Torus and circle action Consider a Hamiltonian action of torus on a symplectic 4_manifold M with the moment map $\mu \to R^2$ , $\mu=(\mu_1,\mu_2)$. Consider circle action on M induced by the homomorphism $S^1 \to T^2$ by $\theta \to (2\theta, 3\theta)$. How the moment map $\phi$ for this action is expressed in terms of $\mu_1$ and $\mu_2$. 

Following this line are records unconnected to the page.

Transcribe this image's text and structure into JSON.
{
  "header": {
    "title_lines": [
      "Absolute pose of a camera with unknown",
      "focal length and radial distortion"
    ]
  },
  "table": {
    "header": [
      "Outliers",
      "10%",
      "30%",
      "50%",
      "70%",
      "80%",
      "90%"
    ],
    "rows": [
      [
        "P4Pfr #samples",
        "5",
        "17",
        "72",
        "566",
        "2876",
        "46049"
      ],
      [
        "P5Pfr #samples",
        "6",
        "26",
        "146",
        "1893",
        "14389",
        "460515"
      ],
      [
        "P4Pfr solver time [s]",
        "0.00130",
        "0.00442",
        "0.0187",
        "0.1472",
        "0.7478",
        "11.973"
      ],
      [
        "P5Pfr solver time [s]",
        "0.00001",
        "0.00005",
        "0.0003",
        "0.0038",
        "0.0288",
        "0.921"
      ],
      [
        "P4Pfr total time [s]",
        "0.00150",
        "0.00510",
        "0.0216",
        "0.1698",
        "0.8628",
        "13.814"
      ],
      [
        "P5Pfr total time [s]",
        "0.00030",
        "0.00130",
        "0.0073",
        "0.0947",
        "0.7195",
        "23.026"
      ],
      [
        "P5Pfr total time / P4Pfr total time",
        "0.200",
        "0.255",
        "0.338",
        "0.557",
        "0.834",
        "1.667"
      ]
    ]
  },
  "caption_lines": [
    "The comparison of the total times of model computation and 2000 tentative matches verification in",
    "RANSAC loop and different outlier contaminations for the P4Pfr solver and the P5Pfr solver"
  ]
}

 A: Let $H$ denote  a Lie group, $\mathfrak{h}$ denote its Lie algebra and $\mathfrak{h}^*$ denote its dual. A Hamiltonian action of $H$ on $(M, \omega)$ determines (and is determined by) a moment map $\mu : M \to \mathfrak{h}^*$. A Lie group morphism $F : G \to H$ induces a Lie algebra morphism $f : \mathfrak{g} \to \mathfrak{h}$ with transpose $f^* : \mathfrak{h}^* \to \mathfrak{g}^*$. It turns out that $\mu_G := f^* \circ \mu : M \to \mathfrak{g}^*$ is the moment map of the induced Hamiltonian action of $G$ on $(M, \omega)$.
In your case, let $T = T^2$ and $S = S^1$; you chose an identification $S \simeq \mathbb{R}/p\mathbb{Z}$ (where $p$ is the 'period' of the circle) and a decomposition $T \simeq S \times S$ which induce identifications $\mathfrak{t} \simeq \mathfrak{s} \oplus \mathfrak{s} \simeq \mathbb{R} \oplus \mathbb{R}$ (seen as column vectors) and $\mathfrak{t}^* \simeq \mathfrak{s}^* \oplus \mathfrak{s}^* \simeq \mathbb{R} \oplus \mathbb{R}$ (seen as row vectors). Since $F : S \to T : \theta \mapsto (2 \theta \, \mathrm{mod} \, p, 3\theta \,  \mathrm{mod} \, p )^T$, you have $f : \theta \mapsto (2 \theta, 3 \theta)^T$, hence $f^* : (x, y) \mapsto 2x + 3y$. Indeed, $[f^*(x,y)](\theta) = (x,y)f_*(\theta) = (x,y)(2\theta, 3\theta)^T = x2\theta + y 3\theta = (2x + 3y)\theta$.
Consequently, $\mu_S : M \to \mathfrak{s}^* \simeq \mathbb{R} : p \mapsto 2 \mu_1(p) + 3 \mu_2(p)$.